Question

Observe the following chemical reaction,
\[{\text{HCl (g) + N}}{{\text{H}}_{\text{3}}}{\text{(g) }} \to {\text{ N}}{{\text{H}}_{\text{4}}}{\text{Cl (s) }}\]
If 3.0 moles of HCl gas and 3 moles of \[{\text{N}}{{\text{H}}_{\text{3}}}\]gas each measured at \[{\text{20}}^\circ {\text{C}}\]and 1.0 atmosphere pressure, are allowed to react completely according the equation above, the final mixture will contain
A.3 moles of solid \[{\text{ N}}{{\text{H}}_{\text{4}}}{\text{Cl }}\]only
B.5 moles of solid \[{\text{ N}}{{\text{H}}_{\text{4}}}{\text{Cl }}\]only
C.3 moles of solid \[{\text{ N}}{{\text{H}}_{\text{4}}}{\text{Cl }}\]+ 2 moles of \[{\text{N}}{{\text{H}}_{\text{3}}}\]gas
D.3 moles of solid \[{\text{ N}}{{\text{H}}_{\text{4}}}{\text{Cl }}\]+ 2 moles of \[{\text{HCl}}\]gas
D.2 moles of \[{\text{HCl}}\]gas, 4 moles of \[{\text{N}}{{\text{H}}_{\text{3}}}\]gas and 1 mole of solid \[{\text{ N}}{{\text{H}}_{\text{4}}}{\text{Cl }}\]

Answer 1

Hint: Using the given balanced reaction determine the mole ratio of \[{\text{HCl}}\]:\[{\text{N}}{{\text{H}}_{\text{3}}}\]:\[{\text{ N}}{{\text{H}}_{\text{4}}}{\text{Cl }}\]. Using the mole ratio determines the moles of product formed. Also, determine the unreacted moles of the reactant if they remain in the mixture after completion of the reaction.
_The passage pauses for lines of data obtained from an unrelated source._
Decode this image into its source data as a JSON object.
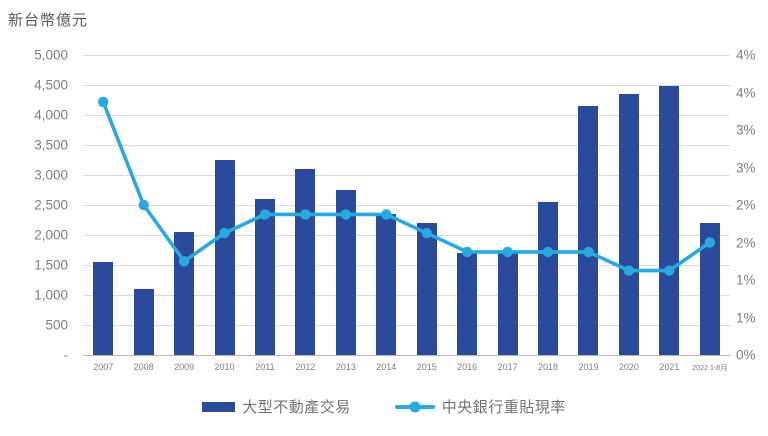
{
  "colors": {
    "bar": "#2a4b9b",
    "line": "#29a9e1",
    "gridline": "#d9d9d9",
    "axis_line": "#b7b7b7",
    "tick_text": "#7f7f7f",
    "title_text": "#595959"
  },
  "chart_data": {
    "type": "bar",
    "subtype": "bar+line combo, dual axis",
    "title_left": "新台幣億元",
    "categories": [
      "2007",
      "2008",
      "2009",
      "2010",
      "2011",
      "2012",
      "2013",
      "2014",
      "2015",
      "2016",
      "2017",
      "2018",
      "2019",
      "2020",
      "2021",
      "2022 1-8月"
    ],
    "series": [
      {
        "name": "大型不動產交易",
        "type": "bar",
        "axis": "left",
        "color": "#2a4b9b",
        "values": [
          1550,
          1100,
          2050,
          3250,
          2600,
          3100,
          2750,
          2350,
          2200,
          1700,
          1700,
          2550,
          4150,
          4350,
          4480,
          2200
        ]
      },
      {
        "name": "中央銀行重貼現率",
        "type": "line",
        "axis": "right",
        "color": "#29a9e1",
        "values": [
          3.375,
          2.0,
          1.25,
          1.625,
          1.875,
          1.875,
          1.875,
          1.875,
          1.625,
          1.375,
          1.375,
          1.375,
          1.375,
          1.125,
          1.125,
          1.5
        ]
      }
    ],
    "left_axis": {
      "min": 0,
      "max": 5000,
      "step": 500,
      "tick_labels_top_to_bottom": [
        "5,000",
        "4,500",
        "4,000",
        "3,500",
        "3,000",
        "2,500",
        "2,000",
        "1,500",
        "1,000",
        "500",
        "-"
      ]
    },
    "right_axis": {
      "min": 0,
      "max": 4,
      "step": 0.5,
      "tick_labels_top_to_bottom": [
        "4%",
        "4%",
        "3%",
        "3%",
        "2%",
        "2%",
        "1%",
        "1%",
        "0%"
      ]
    },
    "grid": true,
    "legend_position": "bottom"
  }
}
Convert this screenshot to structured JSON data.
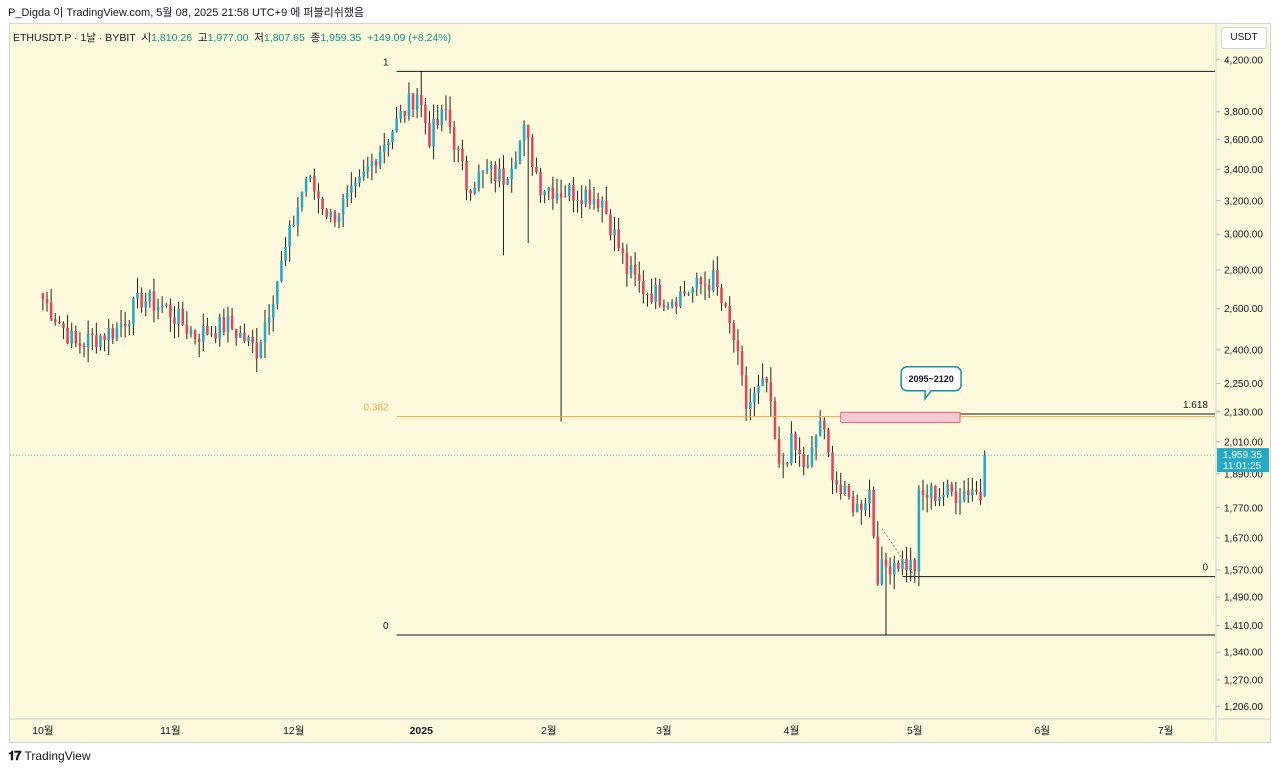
{
  "header": {
    "attribution": "P_Digda 이 TradingView.com, 5월 08, 2025 21:58 UTC+9 에 퍼블리쉬했음"
  },
  "legend": {
    "symbol": "ETHUSDT.P · 1날 · BYBIT",
    "open_label": "시",
    "open": "1,810.26",
    "high_label": "고",
    "high": "1,977.00",
    "low_label": "저",
    "low": "1,807.65",
    "close_label": "종",
    "close": "1,959.35",
    "change": "+149.09 (+8.24%)"
  },
  "price_axis": {
    "unit": "USDT",
    "current_price": "1,959.35",
    "countdown": "11:01:25"
  },
  "footer": {
    "brand": "TradingView"
  },
  "colors": {
    "up": "#26a9c4",
    "down": "#e0465a",
    "background": "#fdf9dc",
    "fib_orange": "#f2a93b",
    "zone_fill": "#f8c9d4",
    "zone_border": "#e0465a",
    "callout": "#1a8fa0"
  },
  "chart_data": {
    "type": "candlestick",
    "symbol": "ETHUSDT.P",
    "interval": "1날",
    "y_scale": "log",
    "ylim": [
      1180,
      4500
    ],
    "y_ticks": [
      "4,200.00",
      "3,800.00",
      "3,600.00",
      "3,400.00",
      "3,200.00",
      "3,000.00",
      "2,800.00",
      "2,600.00",
      "2,400.00",
      "2,250.00",
      "2,130.00",
      "2,010.00",
      "1,890.00",
      "1,770.00",
      "1,670.00",
      "1,570.00",
      "1,490.00",
      "1,410.00",
      "1,340.00",
      "1,270.00",
      "1,206.00"
    ],
    "x_ticks": [
      "10월",
      "11월",
      "12월",
      "2025",
      "2월",
      "3월",
      "4월",
      "5월",
      "6월",
      "7월"
    ],
    "x_range_days": [
      -8,
      285
    ],
    "x_tick_days": [
      0,
      31,
      61,
      92,
      123,
      151,
      182,
      212,
      243,
      273
    ],
    "anchors": [
      [
        0,
        2650
      ],
      [
        8,
        2420
      ],
      [
        18,
        2500
      ],
      [
        24,
        2650
      ],
      [
        30,
        2600
      ],
      [
        37,
        2470
      ],
      [
        45,
        2520
      ],
      [
        52,
        2400
      ],
      [
        57,
        2750
      ],
      [
        64,
        3350
      ],
      [
        70,
        3100
      ],
      [
        76,
        3250
      ],
      [
        81,
        3500
      ],
      [
        86,
        3720
      ],
      [
        91,
        3950
      ],
      [
        94,
        3620
      ],
      [
        98,
        3800
      ],
      [
        103,
        3300
      ],
      [
        108,
        3380
      ],
      [
        112,
        3350
      ],
      [
        117,
        3650
      ],
      [
        121,
        3300
      ],
      [
        126,
        3260
      ],
      [
        132,
        3250
      ],
      [
        136,
        3200
      ],
      [
        142,
        2800
      ],
      [
        146,
        2700
      ],
      [
        152,
        2650
      ],
      [
        158,
        2700
      ],
      [
        163,
        2750
      ],
      [
        168,
        2450
      ],
      [
        171,
        2150
      ],
      [
        176,
        2250
      ],
      [
        179,
        1900
      ],
      [
        182,
        2000
      ],
      [
        186,
        1900
      ],
      [
        189,
        2100
      ],
      [
        191,
        1950
      ],
      [
        194,
        1820
      ],
      [
        198,
        1770
      ],
      [
        201,
        1830
      ],
      [
        203,
        1560
      ],
      [
        207,
        1600
      ],
      [
        212,
        1580
      ],
      [
        213,
        1800
      ],
      [
        216,
        1820
      ],
      [
        222,
        1820
      ],
      [
        226,
        1840
      ],
      [
        228,
        1810
      ],
      [
        229,
        1959
      ]
    ],
    "last_candle": {
      "open": 1810.26,
      "high": 1977.0,
      "low": 1807.65,
      "close": 1959.35
    },
    "fib_lines": [
      {
        "label": "1",
        "value": 4107,
        "from_day": 86,
        "to_day": 285,
        "color": "#131722"
      },
      {
        "label": "0.382",
        "value": 2110,
        "from_day": 86,
        "to_day": 285,
        "color": "#f2a93b"
      },
      {
        "label": "0",
        "value": 1385,
        "from_day": 86,
        "to_day": 285,
        "color": "#131722"
      },
      {
        "label": "0",
        "value": 1550,
        "from_day": 209,
        "to_day": 285,
        "color": "#131722"
      },
      {
        "label": "1.618",
        "value": 2121,
        "from_day": 223,
        "to_day": 285,
        "color": "#131722"
      }
    ],
    "zone": {
      "low": 2095,
      "high": 2120,
      "from_day": 194,
      "to_day": 223
    },
    "callout": {
      "text": "2095~2120",
      "day": 215,
      "price": 2270
    },
    "current_price_line": 1959.35
  }
}
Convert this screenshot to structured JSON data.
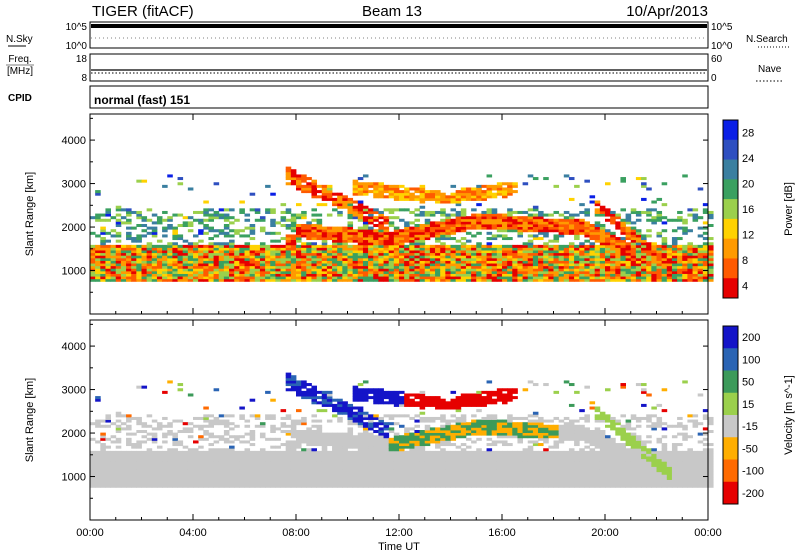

Complete step by step answer:
The reaction given to us is:
\[{\text{HCl (g) + N}}{{\text{H}}_{\text{3}}}{\text{(g) }} \to {\text{ N}}{{\text{H}}_{\text{4}}}{\text{Cl (s) }}\]
From this balance reaction, we can say that 1 mole of \[{\text{HCl}}\] reacts with 1 mole of \[{\text{N}}{{\text{H}}_{\text{3}}}\]and produce 1 mole of\[{\text{ N}}{{\text{H}}_{\text{4}}}{\text{Cl }}\].
So, the mole ratio of \[{\text{HCl}}\]:\[{\text{N}}{{\text{H}}_{\text{3}}}\]:\[{\text{ N}}{{\text{H}}_{\text{4}}}{\text{Cl }}\] is 1:1:1.
Using the mole ratio of reactants and product calculate the moles of product form as follows:
We have given 3.0 moles of HCl gas and 3 moles of \[{\text{N}}{{\text{H}}_{\text{3}}}\] gas.
As mole ratio of \[{\text{HCl}}\]:\[{\text{N}}{{\text{H}}_{\text{3}}}\]:\[{\text{ N}}{{\text{H}}_{\text{4}}}{\text{Cl }}\] is 1:1:1 and moles of HCl gas and moles of \[{\text{N}}{{\text{H}}_{\text{3}}}\] gas given is also equal so 3.0 moles of HCl gas will react completely with 3 moles of \[{\text{N}}{{\text{H}}_{\text{3}}}\]gas and will give 3.0 moles of solid\[{\text{ N}}{{\text{H}}_{\text{4}}}{\text{Cl }}\].
As both the reactants \[{\text{HCl}}\] gas and \[{\text{N}}{{\text{H}}_{\text{3}}}\]gas react completely with each other there will be no reactant after completion of the reaction.
So, after completion of the reaction, final mixture will contain only 3.0 moles of solid\[{\text{ N}}{{\text{H}}_{\text{4}}}{\text{Cl }}\].

Thus, the correct option is (A) 3 moles of solid \[{\text{ N}}{{\text{H}}_{\text{4}}}{\text{Cl }}\] only.

Note: Always use the balance reaction to determine the mole ratio of reactant and product. Moles of product form and moles of reactants remain unreacted depending on the mole ratio of reactant and product and given moles of reactants.